A would-be political alliance between the Popular Front and the Union for Tunisia is looming ahead, emblematized in a significantly-symbolic “encounter” between representatives of each party. The Popular Front, uniting the elusive Left, and the Union for Tunisia, monopolized by a dubious party whose conservative tendencies are economically obvious – a party which is unanimously believed to foster ex-ruling party members and to incarnate what I previously labeled “ideologized opportunism”. I will theoretically deconstruct this potential alliance by simply invalidating all the idealistic and materialistic reasons for such co-operation.
In terms of political domination, the Popular Front is mostly composed of communists and socialists whose favorite slogan is “Down with reactionaries, Destourians and Ikhwanis!”(سحقا سحقا للرجعيّة دساترة و خوانجية) . These watchwords have a methodological portent in defining the ideological enemies of this political body: Destourians are reactionaries for their savage capitalism and oppressive ways that tighten the upper classes’ grip on the impoverished ones; and Ikhwanis are regressivists for basing their whole ideology on the “opium of the people” that benumbs their revolutionary spirit, serves the bourgeoisie, and further indoctrinates the masses into accepting injustice.

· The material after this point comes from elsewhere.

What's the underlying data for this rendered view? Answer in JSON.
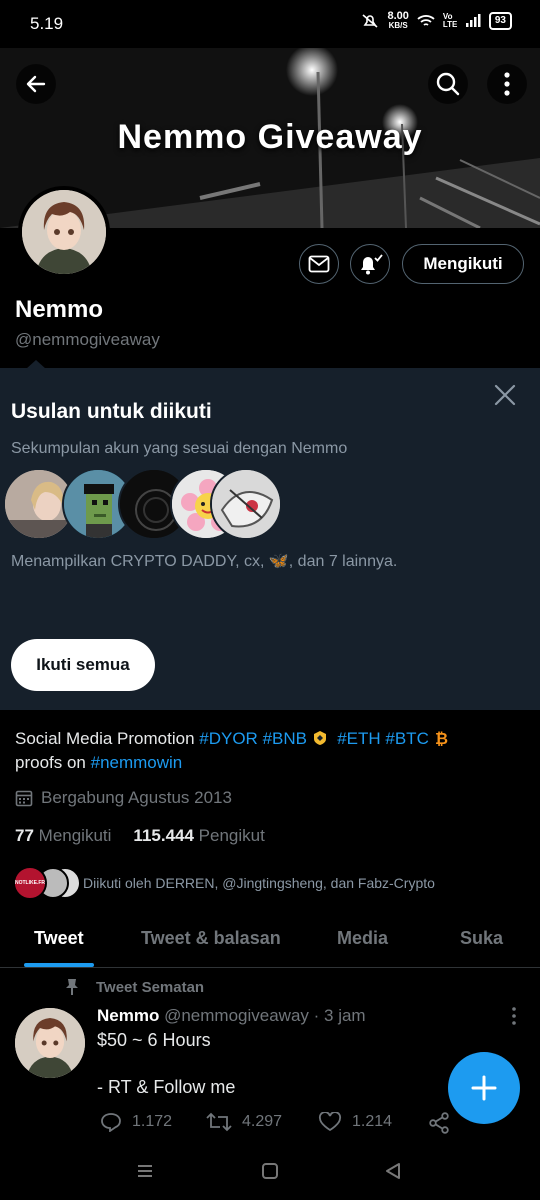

According to most of the Popular Front members, both sides are equally reactionary and therefore must be shown equal animosity. Why then aligning with one reactionary force against the other? Ethically and pragmatically, it is a most unwise decision.
Two years ago, a revolution, uprising, revolt, or what you will, took place in Tunisia. People rose in protest against a system that institutionalized oppression, injustice, and corruption. After two years, our “progressive” “revolutionary” political elite is co-operating with a politically-organized replica of the same system of institutionalized oppression, injustice, and corruption against… oppression, injustice, and corruption. This is unethical, to say the least, and unfaithful to leftist ideology.
Some might say that once upon an October 18th, 2005, the same “Left” stood side by side with the other reactionary faction, the Ikhwanis, against the oppressive regime; and that now, the major antagonism is with those “former allies”, since the antagonism is always with those in power. My answer to this is: “People, you are co-operating with the selfsame enemy that the popular will has rejected in a revolution that had taken a heavy toll of lives”! If the current government is not to any party’s liking, there are more ethical ways to topple it, such as… “democracy”, dear “democratic powers”, or another leap in the revolutionary spiral of history, if the people are for another revolution.
If one were to be a die-hard Machiavellian, this de facto alliance is pragmatically… politically-myopic. Becoming the ally of a political body that outweighs you by far is not a wise thing to do. Granted that the party in power will be defeated by a landslide in the upcoming elections, what then? Both allies will not agree neither idealistically nor materialistically, and of course, “the smaller” party will be crushed. Then, the major components of the Popular Front will be in antagonism with the abusive power, their former allies, and will need to make old-new allies, the very “Ikhwanis”. How about that for “Sisyphean politics”?
No deconstructive analysis can prevent what is happening: the revolutionary failure of the government and the anti-revolutionary conversion of the leftist opposition. It is a pity that our political scene has become the crime scene of high treason: anti-revolution. By aligning itself with the Union for Tunisia, the Popular Front is sneering: “Both are reactionary; but one is more reactionary than the other”! Being reactionary is not about being a stickler to religion or to capitalism; it is going back to what the revolution rose against_ it is the same pre-revolutionary scenario being “re-acted”, reproduced, and relived.